| Baby giraffe |


It may not have had quite the same global media impact as the news in 1978  of the birth of the world’s first “test tube baby”, but the announcement yesterday by CAZA member African Lion Safari of Canada’s first giraffe born by artificial insemination is more evidence of the important, and often groundbreaking, conservation work done in Canada’s accredited zoos and aquariums.

The healthy female Rothschild calf, weighing 60kg and 175cm tall, was born to father “Jimmy” and mother “Calgary” on December 31, 2013. Named “Safari” in honour of African Lion Safari’s 45th anniversary, she has since been introduced to the herd.

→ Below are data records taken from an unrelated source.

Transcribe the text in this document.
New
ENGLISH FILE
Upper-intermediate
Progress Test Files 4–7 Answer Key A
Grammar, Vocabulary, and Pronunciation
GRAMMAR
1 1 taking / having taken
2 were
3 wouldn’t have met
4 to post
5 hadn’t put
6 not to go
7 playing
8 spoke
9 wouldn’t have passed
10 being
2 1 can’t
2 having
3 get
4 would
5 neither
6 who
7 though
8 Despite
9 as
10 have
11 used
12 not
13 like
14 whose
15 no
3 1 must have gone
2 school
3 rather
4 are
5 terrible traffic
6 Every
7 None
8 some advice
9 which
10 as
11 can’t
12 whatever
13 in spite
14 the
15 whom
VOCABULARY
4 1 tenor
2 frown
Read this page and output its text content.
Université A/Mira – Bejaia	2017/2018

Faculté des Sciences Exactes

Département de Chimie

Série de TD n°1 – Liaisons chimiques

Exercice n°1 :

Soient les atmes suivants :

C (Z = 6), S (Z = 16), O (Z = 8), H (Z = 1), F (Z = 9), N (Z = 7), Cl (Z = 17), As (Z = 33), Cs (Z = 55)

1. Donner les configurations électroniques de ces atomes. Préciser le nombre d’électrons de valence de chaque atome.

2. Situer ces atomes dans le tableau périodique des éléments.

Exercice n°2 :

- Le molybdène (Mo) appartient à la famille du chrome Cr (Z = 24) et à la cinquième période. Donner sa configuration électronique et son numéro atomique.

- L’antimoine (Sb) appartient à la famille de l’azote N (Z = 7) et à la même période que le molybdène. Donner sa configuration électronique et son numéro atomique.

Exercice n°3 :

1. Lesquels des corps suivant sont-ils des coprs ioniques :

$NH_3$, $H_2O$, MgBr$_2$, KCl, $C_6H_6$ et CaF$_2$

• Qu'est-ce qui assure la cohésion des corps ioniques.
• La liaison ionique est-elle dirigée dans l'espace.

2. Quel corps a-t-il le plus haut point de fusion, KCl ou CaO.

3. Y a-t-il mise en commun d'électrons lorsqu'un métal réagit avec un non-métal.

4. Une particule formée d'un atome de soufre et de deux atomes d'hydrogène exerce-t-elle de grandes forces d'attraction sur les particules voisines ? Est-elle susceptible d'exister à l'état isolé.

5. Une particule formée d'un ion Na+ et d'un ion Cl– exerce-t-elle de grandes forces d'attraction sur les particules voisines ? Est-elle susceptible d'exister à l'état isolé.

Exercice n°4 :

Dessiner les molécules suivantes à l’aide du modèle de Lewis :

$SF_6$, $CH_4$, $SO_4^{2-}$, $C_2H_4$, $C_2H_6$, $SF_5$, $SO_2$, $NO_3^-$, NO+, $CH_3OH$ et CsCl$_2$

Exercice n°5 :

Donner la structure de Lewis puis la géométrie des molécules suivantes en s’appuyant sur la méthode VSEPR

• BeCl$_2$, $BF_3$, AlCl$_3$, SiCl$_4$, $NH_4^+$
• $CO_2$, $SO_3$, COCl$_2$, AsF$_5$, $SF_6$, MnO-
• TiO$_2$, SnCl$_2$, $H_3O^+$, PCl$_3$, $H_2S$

This is the first time a giraffe has been born by means of artificial insemination in Canada and only the second time ever in the world. African Lion Safari partnered with the University of Guelph and  German company Geolife over nine years of research into reproductive technology, which led to Safari’s birth.

Breeding programmes such that of African Lion Safari are of critical importance in maintaining genetic diversity.  While giraffe populations are relative stable, a number of subspecies struggle. That is the case of the Rothschild giraffe, which with fewer than 1100 in the wild has been classified as endangered by the International Union for Conservation of Nature (IUCN).

African Lion Safari now hopes to share genetic material as well as its reproductive methodology with international conservation organizations to help breed Rothschild’s giraffes in the wild.